That sounds interesting. As you undoubtedly know, there is a lot of literature on multi armed bandit problems and also on the non-stochastic multi armed bandit problem. The latter has the advantage of not assuming anything about the way in which the sequence of rewards is generated.
There is a a line of work in the non stochastic setting which sounds related to what you are describing. It's called the problem of tracking the best expert: http://www.cse.ucsc.edu/~mark/papers/track-long.ps
The idea in this problem is to do well as compared not to the best fixed action but rather the best piecewise constant sequence of actions. There are many variations of this problem, but the basic idea is that you can have low regret as compared to a changing sequence of actions so long as that sequence doesn't change too "quickly" for some definition of quickly.
Here is the specific problem that I am interested in.
Suppose we have a multi-armed bandit where the probability of reward are different on every pull. The distribution of rewards are not known. It is known that there is one arm which, on every pull, has a minimum percentage chance by which it is more likely to produce a reward if pulled than any other arm. Which arm this is is unknown, as is the minimum percentage.
In other words payoff percentages change quickly, but the winner is always a winner, and your job is to find it. I have an algorithm that succeeds with only logarithmic regret. I have no idea whether anyone else has come up with the same idea, and there is so much literature (much of which I presume is locked up behind paywalls) that I cannot easily verify whether anyone else has looked at this variant.
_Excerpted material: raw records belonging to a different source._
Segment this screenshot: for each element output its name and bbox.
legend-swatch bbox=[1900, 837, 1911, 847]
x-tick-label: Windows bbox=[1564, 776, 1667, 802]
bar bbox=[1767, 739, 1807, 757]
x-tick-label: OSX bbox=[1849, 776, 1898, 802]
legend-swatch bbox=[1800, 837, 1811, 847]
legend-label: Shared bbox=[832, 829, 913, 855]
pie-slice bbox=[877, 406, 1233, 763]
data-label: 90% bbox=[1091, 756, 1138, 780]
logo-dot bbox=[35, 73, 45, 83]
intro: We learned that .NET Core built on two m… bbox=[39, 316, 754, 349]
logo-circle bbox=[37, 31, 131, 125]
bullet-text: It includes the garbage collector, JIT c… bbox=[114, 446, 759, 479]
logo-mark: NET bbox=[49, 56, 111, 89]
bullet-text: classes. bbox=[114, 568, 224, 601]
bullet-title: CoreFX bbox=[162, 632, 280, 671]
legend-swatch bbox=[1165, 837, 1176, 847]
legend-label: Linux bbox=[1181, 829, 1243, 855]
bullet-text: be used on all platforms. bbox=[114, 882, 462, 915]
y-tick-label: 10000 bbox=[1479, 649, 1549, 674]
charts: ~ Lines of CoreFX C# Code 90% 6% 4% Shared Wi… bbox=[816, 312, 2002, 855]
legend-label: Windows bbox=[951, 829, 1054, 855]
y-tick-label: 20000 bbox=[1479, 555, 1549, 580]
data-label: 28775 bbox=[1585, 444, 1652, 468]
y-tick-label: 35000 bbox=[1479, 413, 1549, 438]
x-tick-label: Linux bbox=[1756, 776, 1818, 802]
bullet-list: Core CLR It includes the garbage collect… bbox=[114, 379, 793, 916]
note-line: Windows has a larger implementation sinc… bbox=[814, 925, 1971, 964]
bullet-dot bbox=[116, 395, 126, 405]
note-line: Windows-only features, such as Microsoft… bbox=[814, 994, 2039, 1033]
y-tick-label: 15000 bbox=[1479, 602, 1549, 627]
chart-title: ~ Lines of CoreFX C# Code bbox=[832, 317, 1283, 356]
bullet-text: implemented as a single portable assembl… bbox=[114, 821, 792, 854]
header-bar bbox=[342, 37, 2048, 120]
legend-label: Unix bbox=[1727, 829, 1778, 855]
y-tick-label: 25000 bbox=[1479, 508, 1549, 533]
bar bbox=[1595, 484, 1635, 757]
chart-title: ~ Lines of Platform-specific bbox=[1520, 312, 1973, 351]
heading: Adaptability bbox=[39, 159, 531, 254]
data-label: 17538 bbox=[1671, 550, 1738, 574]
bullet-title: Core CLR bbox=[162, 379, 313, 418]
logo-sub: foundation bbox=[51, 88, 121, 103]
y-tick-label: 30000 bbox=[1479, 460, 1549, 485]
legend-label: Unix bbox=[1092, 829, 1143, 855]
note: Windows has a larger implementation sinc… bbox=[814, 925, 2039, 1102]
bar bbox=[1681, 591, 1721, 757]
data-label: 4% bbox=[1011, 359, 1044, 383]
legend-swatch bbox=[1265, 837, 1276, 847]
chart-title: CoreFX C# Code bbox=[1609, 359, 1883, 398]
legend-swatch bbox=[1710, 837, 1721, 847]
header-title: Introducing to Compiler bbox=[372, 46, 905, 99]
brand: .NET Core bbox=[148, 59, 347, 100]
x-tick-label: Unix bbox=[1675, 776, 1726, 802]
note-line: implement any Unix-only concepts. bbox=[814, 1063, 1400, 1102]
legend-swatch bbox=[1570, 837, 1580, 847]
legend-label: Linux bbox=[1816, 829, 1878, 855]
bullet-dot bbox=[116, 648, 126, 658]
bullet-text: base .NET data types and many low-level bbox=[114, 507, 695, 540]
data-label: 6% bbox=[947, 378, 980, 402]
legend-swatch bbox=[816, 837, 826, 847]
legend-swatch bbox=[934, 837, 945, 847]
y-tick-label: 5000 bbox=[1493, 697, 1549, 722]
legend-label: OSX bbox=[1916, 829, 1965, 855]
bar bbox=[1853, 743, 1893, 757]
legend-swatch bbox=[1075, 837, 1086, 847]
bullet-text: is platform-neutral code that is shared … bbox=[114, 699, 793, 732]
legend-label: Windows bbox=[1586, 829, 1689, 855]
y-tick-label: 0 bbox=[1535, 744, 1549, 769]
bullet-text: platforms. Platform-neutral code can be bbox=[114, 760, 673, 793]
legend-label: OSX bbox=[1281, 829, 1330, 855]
There are many, many different variations of the method and result. For example, you can show improved results assuming different things about the rewards. For exapmle, you can show O(log(T)) regret with certain additional assumptions. This is a really good book on different non-stochastic online learning problems:
The book looks like it would take a long time to work through, and they don't get to the multi-armed bandit problem until chapter 6. It goes into my todo list, but is likely to take a while to get off of it...
I agree though that if the difference in conversion rate were stochastic that could potentially make the problem much easier.